A família das Umbelíferas apresenta-nos o Corefolho ou Cerefólio (Anthriscus cerefolium), originária do Sul da Rússia. A planta não só está relacionada com a salsa, como também é muito parecida com ela. Pode cultivar-se em qualquer horta. O mais prático é repetir valias vezes a sementeira entre Março e princípios do Verão em terreno sombrio, em filas separadas umas das outras, à distância de uns quinze a vinte centímetros. Por cada metro quadrado são precisos uns dois gramas de sementes (mil sementes pesam de 1,7 a 2,3 g). Devem estar húmidas para lhes favorecer o desenvolvimento. A germinação dura de duas a três semanas.

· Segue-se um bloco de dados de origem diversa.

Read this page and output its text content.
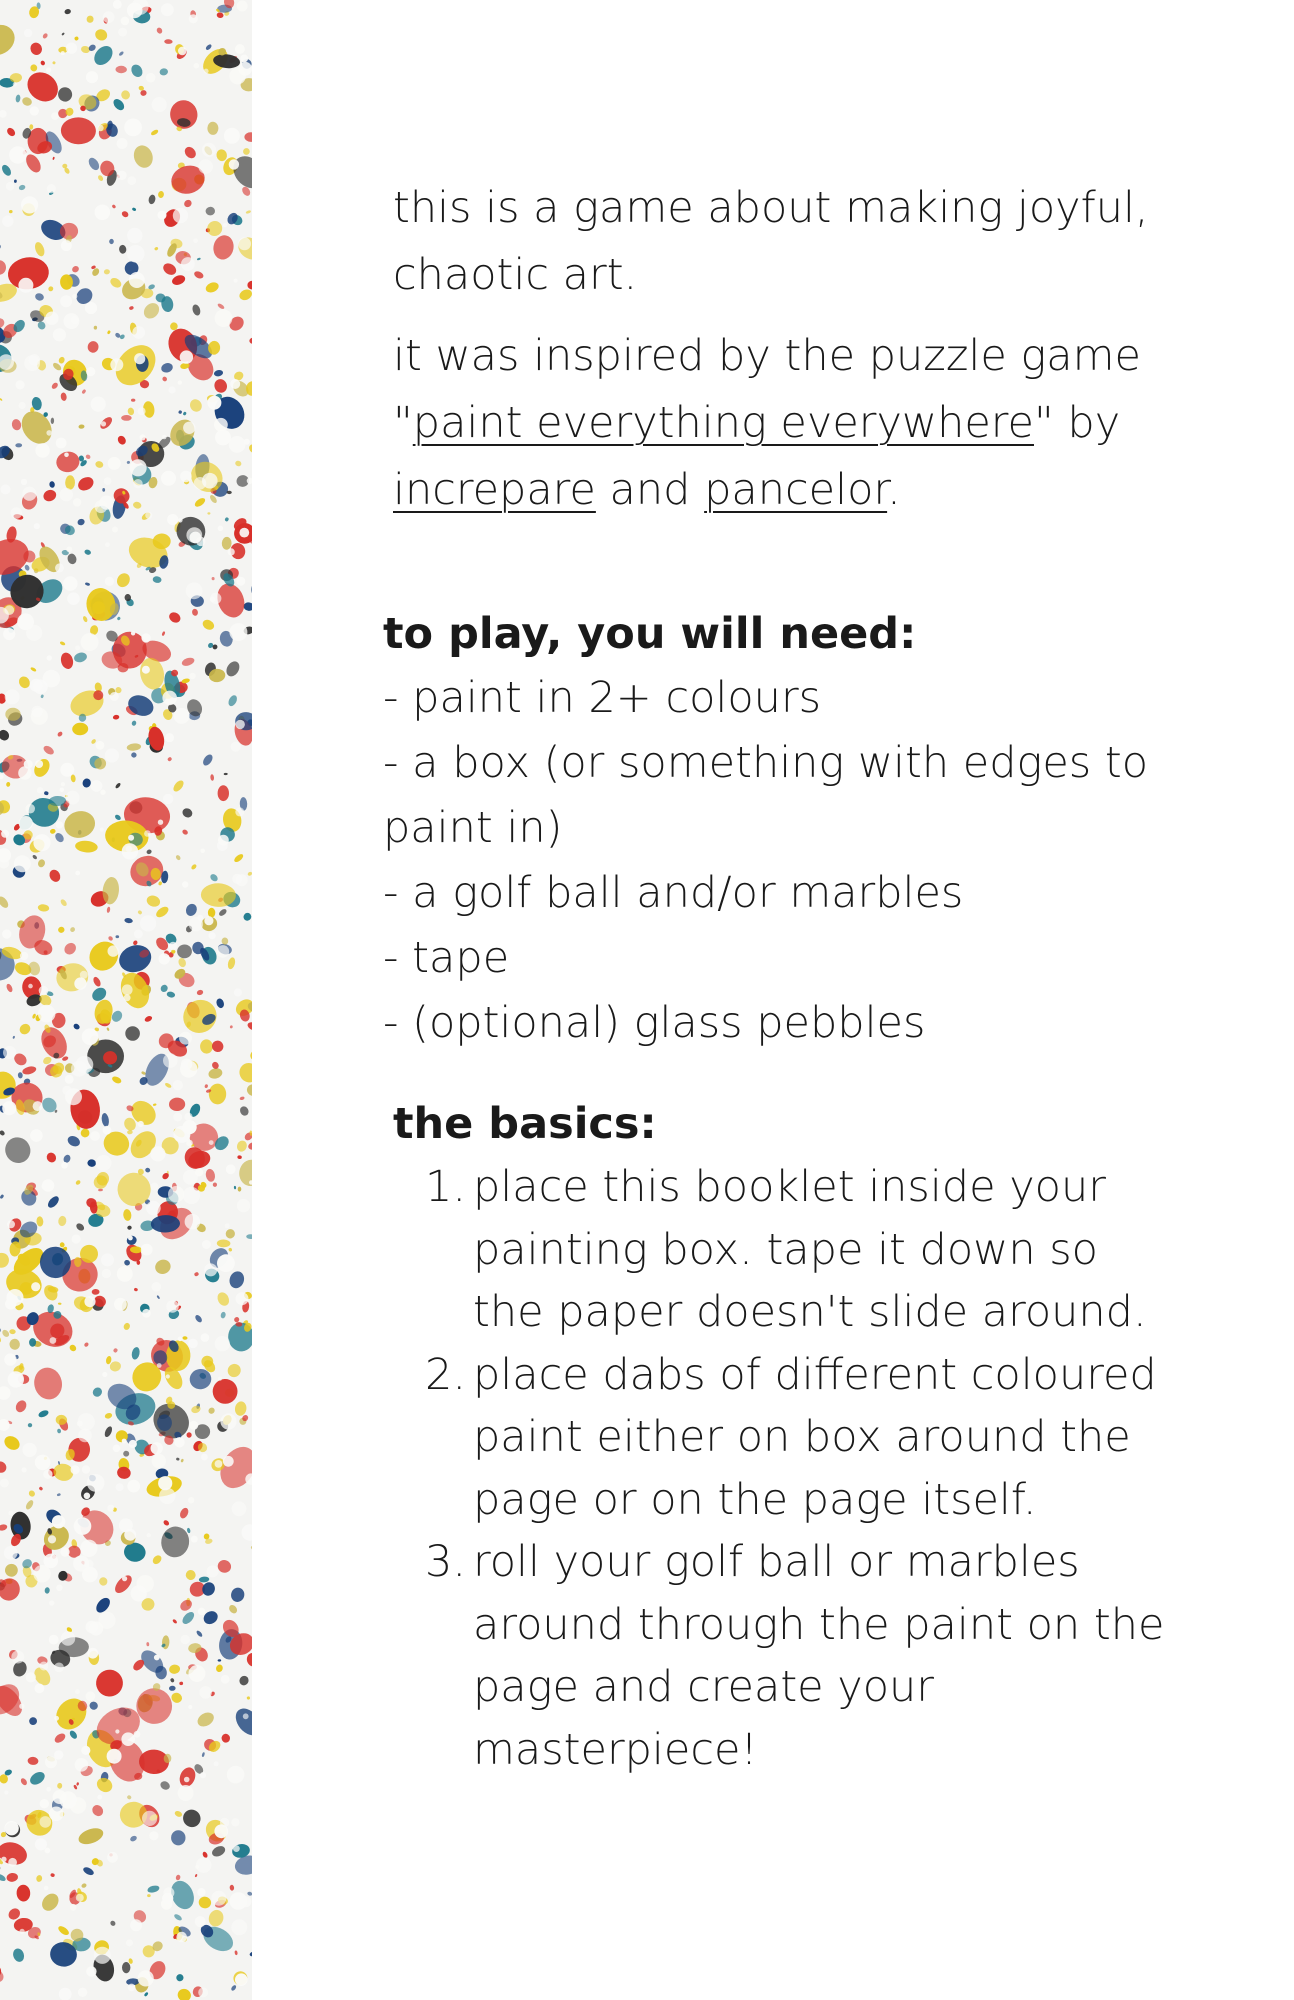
this is a game about making joyful, chaotic art.

it was inspired by the puzzle game "paint everything everywhere" by increpare and pancelor.

to play, you will need:
- paint in 2+ colours
- a box (or something with edges to paint in)
- a golf ball and/or marbles
- tape
- (optional) glass pebbles
the basics:
1. place this booklet inside your painting box. tape it down so the paper doesn't slide around.
2. place dabs of different coloured paint either on box around the page or on the page itself.
3. roll your golf ball or marbles around through the paint on the page and create your masterpiece!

A humidade dos grãos é de 95 a 98 %. Onde os Invernos não forem muito frios, a sementeira pode fazer-se em Agosto em alfobres que não tenham mais plantas, podendo então fazer-se a calheita durante a Primavera seguinte.
Semeando no Outono, podem cortar-se já em Abril a poucos centímetros do solo as plantas ainda sem florescer, ou se não, bastante depois. Emprega-se de preferência em estado fresco, porque quando começam a dessecar-se perdem em grande parte o poder como condimento. O melhor é cortar a planta entre seis e oito semanas depois da sementeira. Quando o cerefolho secar, com o que perde grande parte do seu aroma, tem se conservar em recipientes bem fechados.

Composição e propriedades

Como elemento activo, conhecemos até hoje o óleo essencial na proporção de 0,27 %. Até agora ainda não se analisou suficientemente esta planta. A Medicina popular atribui-lhe um efeito benéfico para os casos de tuberculose pulmonar, escrofulose e doenças da pele e, sobretudo em sumo acabado de fazer, supõe-se possuir grande eficácia para a depuração do sangue. As folhas raladas oferecem um cheiro e um sabor anisados.

Emprego na prática

Como planta medicinal pouco valor tem o seu emprego. Como vegetal e planta de salada, o cerefolho consome-se só ou misturado com azedas em sopa juliana e, mais especialmente, na denominada «sopa de cerefolho». Só ou com outros condimentos, serve o cerefolho para temperar legumes, saladas, sopas, alimentos de dieta e pratos de vegetais frescos. Também pode interessar para assados, molhos, fritos de legumes, guarnições de queijos e tomate ou manteiga vegetal, e misturado com requeijão e cebolinha, como recheio de sanduíches. Nos pratos guisados junta-se o cerefolho no final, já que exposto a uma cocção grande perde as suas características de condimento. O cerefolho, a cebolinha e as folhas de alho-porro, bem preparados, constituem um magnífico recheio para sanduíches. O cerefolho, a salsa e o estragão são muito agradáveis para temperar a salada de tomate.

Cuidado com as confusões

O cerefolho silvestre só deve ser utilizado quando se conhecer com segurança, pois é fácil confundi-lo com a venenosa cicuta (Conium maculatum), uma planta também umbelífera. Se não houver certeza de que é cerefolho é preferível servirmo-nos do cerefolho cultivado. Há também outra variedade não aromática (Anthriscus vulgaris), que se distingue do comum cultivado pelo cheiro.